The year was 1957, and the world of artificial intelligence stood on the cusp of transformation. Just a year before, the lawns of Dartmouth College had echoed with the excitement of the now-famous conference that many consider the birthplace of AI as a field of research. Among the work presented at Dartmouth, it was Herbert A. Simon and Allen Newell’s Logic Theorist that proved to be the most notable, although for the most part, it failed to capture the imaginations or attention of the other attendees.1
Simon was not a mathematician, but a political scientist, and was interested in how “organizations could enhance rational decision-making. Artificial systems, he believed, could help people make more sensible choices.” But Simon also “thought there was something fundamentally similar between human minds and computers, in that he viewed them both as information-processing systems.” He met Newell, a psychologist and computer scientist while working at the RAND Corporation, a curious blend of military think tank and scientific playground, which was where they developed The Logic Theorist, a program that could prove mathematical theorems with a ghostly echo of human reasoning.2
As the summer at Dartmouth receded, Simon and Newell found themselves in a whirlwind of activity at Carnegie Institute of Technology (later to become Carnegie Mellon University), as they were instrumental in founding what would become the first, and one of the most influential AI labs in the world, nestled within the university's Computation Center. The lab hummed with potential, like a computer warming up for a complex calculation.3
The intellectual establishment of the 1950s, by and large, preferred to believe that “a machine can never do X.” AI researchers naturally responded by demonstrating one X after another . . . John McCarthy referred to this period as the “Look, Ma, no hands!” era. 4
Meanwhile, at Bell Labs in New Jersey, Mohamed Atalla, an Egyptian-American engineer and physicist, was perfecting a way to make silicon behave, which would eventually lead to computers small enough to fit in a pocket. And Atalla's work on silicon oxide surface passivation was like teaching sand to think, and it would become the foundation for the modern computer age, though at the time it just looked like a very shiny, very flat rock.5
And as Atalla coaxed silicon into submission, the Soviets were busy launching Sputnik 1, a shiny ball that became the first human-made object put into space. And as the artificial satellite beeped its way around the Earth it officially kicked off the “Space Race,” and made Americans very nervous.
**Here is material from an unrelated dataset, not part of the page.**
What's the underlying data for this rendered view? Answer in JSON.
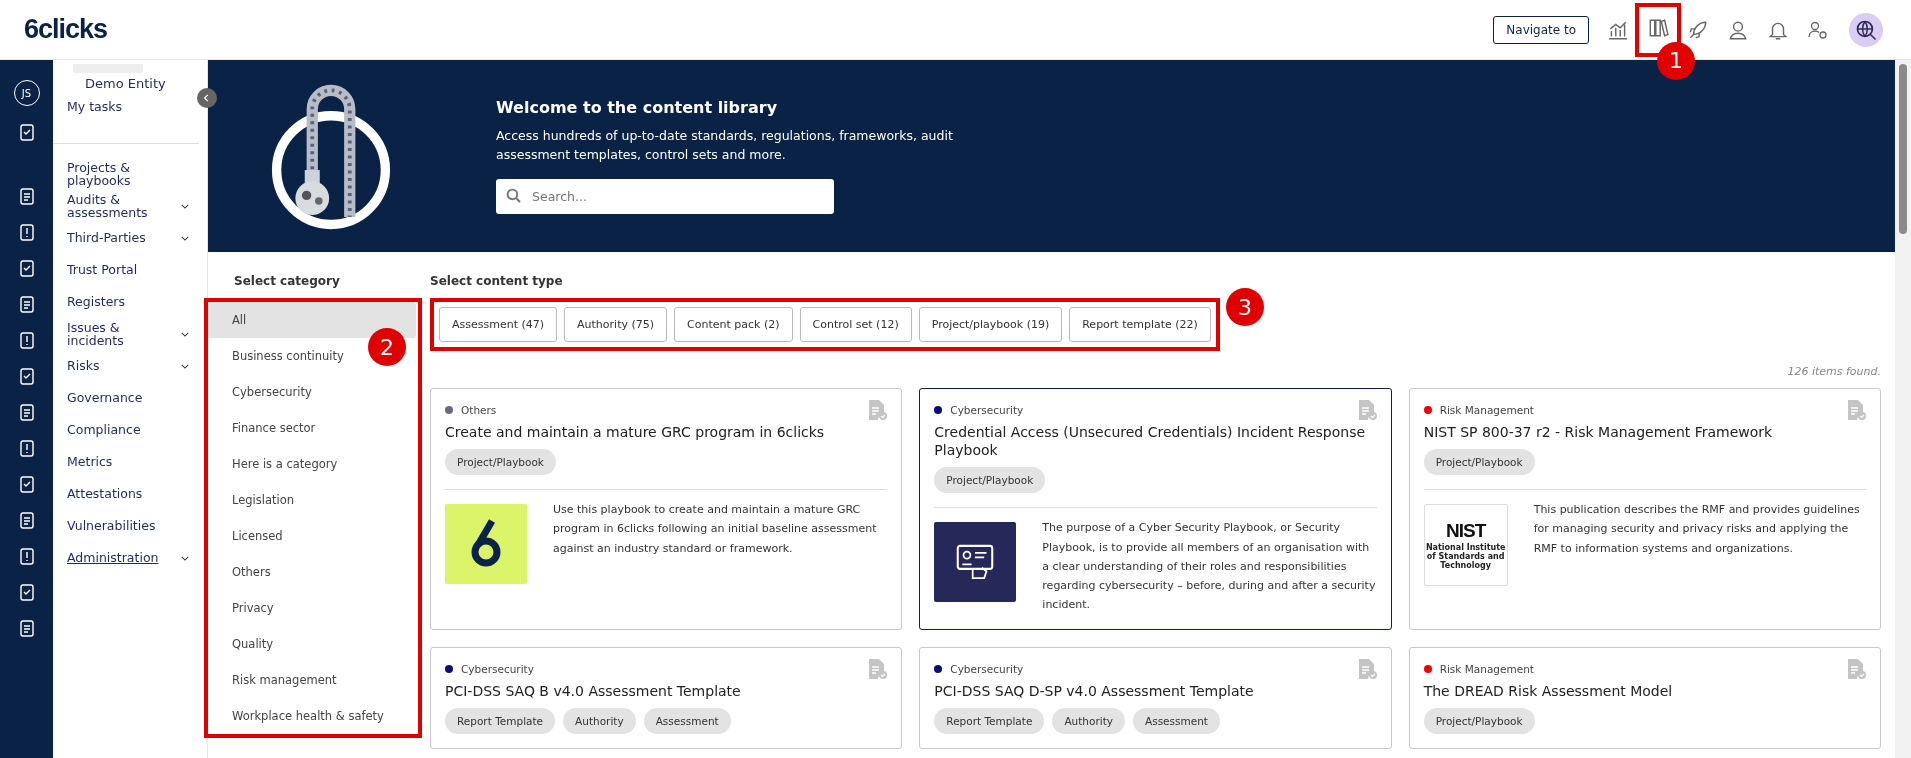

But perhaps not as nervous as when the Soviets’ successfully tested their first intercontinental ballistic missile a few months later, which made Americans even more nervous, and some started building bomb shelters in their backyards next to their barbecue pits.6 7
All this nervousness about bombs and space didn't stop scientists from 67 countries from working together on the International Geophysical Year, proving that when it came to studying the Earth, people could cooperate almost as well as they could compete.8
While scientists were measuring the Earth, Ghana was measuring its newfound independence, becoming the first sub-Saharan African country to shake off colonial rule.9 And it changed its name from the Gold Coast, because gold was no longer as important as freedom. And Martin Luther King Jr. went to the independence ceremony and met the new Prime Minister Kwame Nkrumah who wore his prison cap to the ceremony to show that freedom isn't free. And King cried with joy even though it wasn't his country becoming free, and while he was there he also met Richard Nixon, who was the Vice President of America at the time, and invited him to visit Alabama where black people were fighting for freedom just like in Ghana, but Nixon didn’t seem very interested.10
And a few months later nine black students in Little Rock, Arkansas, tried to go to school, which shouldn't have been news but was. And the president had to send in the army to protect them, because apparently some people thought education was more dangerous than tanks.11
And meanwhile, Jack Kerouac wrote a book about driving around America and taking drugs and not having a job and many young people thought this sounded like a good idea although their parents tended to disagree.12
And in Rome, six European countries signed a treaty to create the European Economic Community because they thought trading with each other might be nicer than having wars and some people said this was the beginning of a new era of peace and prosperity while others said it was just a clever way for politicians to have fancy dinners in Brussels.13
And China launched its Anti-Rightist campaign, a stark reversal of the brief period of openness that had preceded it. When Mao had said "let a hundred flowers bloom," many had taken him at his word, only to discover that dissent was a dangerous crop to cultivate. The campaign swept through the country like a chill wind, and intellectuals who had spoken out during the Hundred Flowers Campaign found themselves suddenly uprooted. They were sent to "re-education camps," a euphemism for places where free thought went to wither, and where the curriculum consisted mainly of hard labor and political indoctrination. It was a harsh reminder that in some gardens, uniformity was prized above diversity, and that the price of speaking out could be devastatingly high.14
As 1957 drew to a close, the world had become a place where machines were learning to think, rocks were turning into computers, and a small metal ball circling the Earth could change the course of history.
And the year 1958 was just around the corner.